When Claude and I went together, however, all bets were off. With the kids, at a command from the mahout, the elephant would slowly roll onto her side and we would have plenty of time to jump to safety. However, with Claude & me on her back, the elephant would suddenly start shaking her shoulders back and forth like a mechanical bull until both of us went flying.

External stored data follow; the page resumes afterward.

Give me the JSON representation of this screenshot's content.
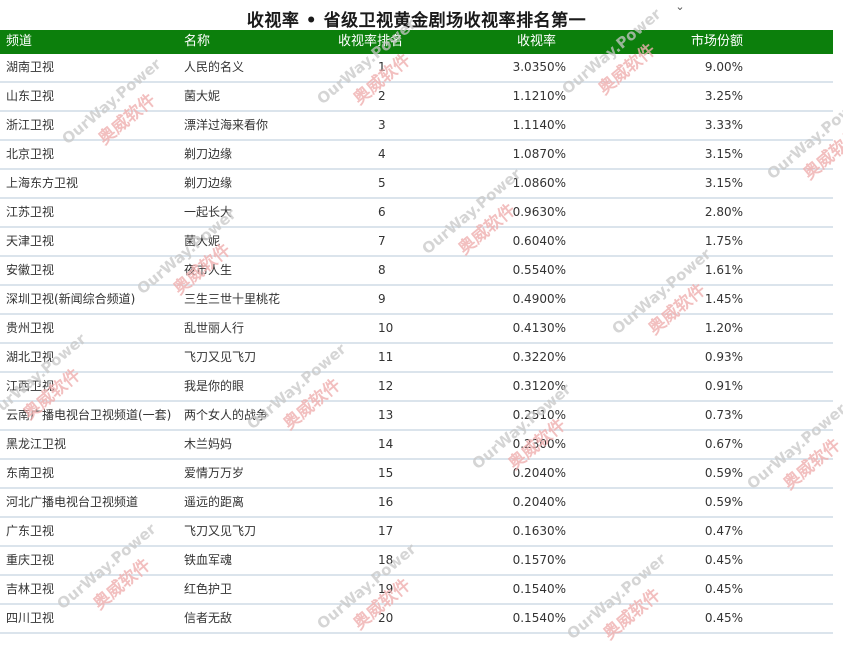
{
  "report": {
    "title": "收视率 • 省级卫视黄金剧场收视率排名第一",
    "columns": [
      "频道",
      "名称",
      "收视率排名",
      "收视率",
      "市场份额"
    ],
    "rows": [
      [
        "湖南卫视",
        "人民的名义",
        "1",
        "3.0350%",
        "9.00%"
      ],
      [
        "山东卫视",
        "菌大妮",
        "2",
        "1.1210%",
        "3.25%"
      ],
      [
        "浙江卫视",
        "漂洋过海来看你",
        "3",
        "1.1140%",
        "3.33%"
      ],
      [
        "北京卫视",
        "剃刀边缘",
        "4",
        "1.0870%",
        "3.15%"
      ],
      [
        "上海东方卫视",
        "剃刀边缘",
        "5",
        "1.0860%",
        "3.15%"
      ],
      [
        "江苏卫视",
        "一起长大",
        "6",
        "0.9630%",
        "2.80%"
      ],
      [
        "天津卫视",
        "菌大妮",
        "7",
        "0.6040%",
        "1.75%"
      ],
      [
        "安徽卫视",
        "夜市人生",
        "8",
        "0.5540%",
        "1.61%"
      ],
      [
        "深圳卫视(新闻综合频道)",
        "三生三世十里桃花",
        "9",
        "0.4900%",
        "1.45%"
      ],
      [
        "贵州卫视",
        "乱世丽人行",
        "10",
        "0.4130%",
        "1.20%"
      ],
      [
        "湖北卫视",
        "飞刀又见飞刀",
        "11",
        "0.3220%",
        "0.93%"
      ],
      [
        "江西卫视",
        "我是你的眼",
        "12",
        "0.3120%",
        "0.91%"
      ],
      [
        "云南广播电视台卫视频道(一套)",
        "两个女人的战争",
        "13",
        "0.2510%",
        "0.73%"
      ],
      [
        "黑龙江卫视",
        "木兰妈妈",
        "14",
        "0.2300%",
        "0.67%"
      ],
      [
        "东南卫视",
        "爱情万万岁",
        "15",
        "0.2040%",
        "0.59%"
      ],
      [
        "河北广播电视台卫视频道",
        "遥远的距离",
        "16",
        "0.2040%",
        "0.59%"
      ],
      [
        "广东卫视",
        "飞刀又见飞刀",
        "17",
        "0.1630%",
        "0.47%"
      ],
      [
        "重庆卫视",
        "铁血军魂",
        "18",
        "0.1570%",
        "0.45%"
      ],
      [
        "吉林卫视",
        "红色护卫",
        "19",
        "0.1540%",
        "0.45%"
      ],
      [
        "四川卫视",
        "信者无敌",
        "20",
        "0.1540%",
        "0.45%"
      ]
    ]
  },
  "watermark": {
    "text_en": "OurWay.Power",
    "text_cn": "奥威软件"
  },
  "icons": {
    "collapse": "chevron-down-icon"
  },
  "colors": {
    "header_bg": "#0c7f0c",
    "row_border": "#dbe4ec",
    "wm_en": "#c8c8c8",
    "wm_cn": "#f0b0b0"
  }
}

As we clambered back on, she would suddenly sit down so we would slide off her back or roll on her side and we would have to jump for our lives. I’m not sure who was having more fun, us, the mahout or the elephant. The icing on the cake came when the mahout showed us how to use the elephant’s trunk like a sort of elevator to climb onto her back.

Way cool!

We had been the first victims of the day, so as we dried off and enjoyed a drink in the sun, we got to watch other unsuspecting tourists get a similar treatment. Despite repeated warnings from the guide to remove her glasses, one lady insisted on keeping them on. Before long, though, she had learned her lesson and meekly handed them over to the guide for safe-keeping. Later that afternoon, Gupal took us game-viewing at 20000 Lake where we saw more crocodiles, rare birds and lots of deer. Gupal never ceased to amaze me with his uncanny ability to not only spot birds from a great distance, but to accurately identify the species and show us a photo in his bird book. The lake is a favourite picnic spot with the locals and we happened upon a group of women who were eating and dancing. They insisted that I join them and attempted to teach me some of their moves (unsuccessfully, I’m afraid).

For our last evening at the hotel, we were treated to a traditional Nepali meal of dal baht and the waiters were delighted with us when we ate it Nepali-style with our hands (right hand only, though). Believe it or not, after a month in Nepal, we had discovered that it is actually easier, and not too messy, to eat dal baht with your hands.

After a final early morning bird-watching stroll, we had now reached the end of our Chitwan jungle safari and all agreed that it had been a fantastic side-trip. The kids felt like part of the Hotel Parkside family and were very sad to leave. The owner took them and a bunch of local kids for a wild Jeep ride before there were hugs all around and we were back on the road to Katmandu.

If you ever visit Chitwan, please stop by Hotel Parkside and say hi from Tamara, Claude and the kids.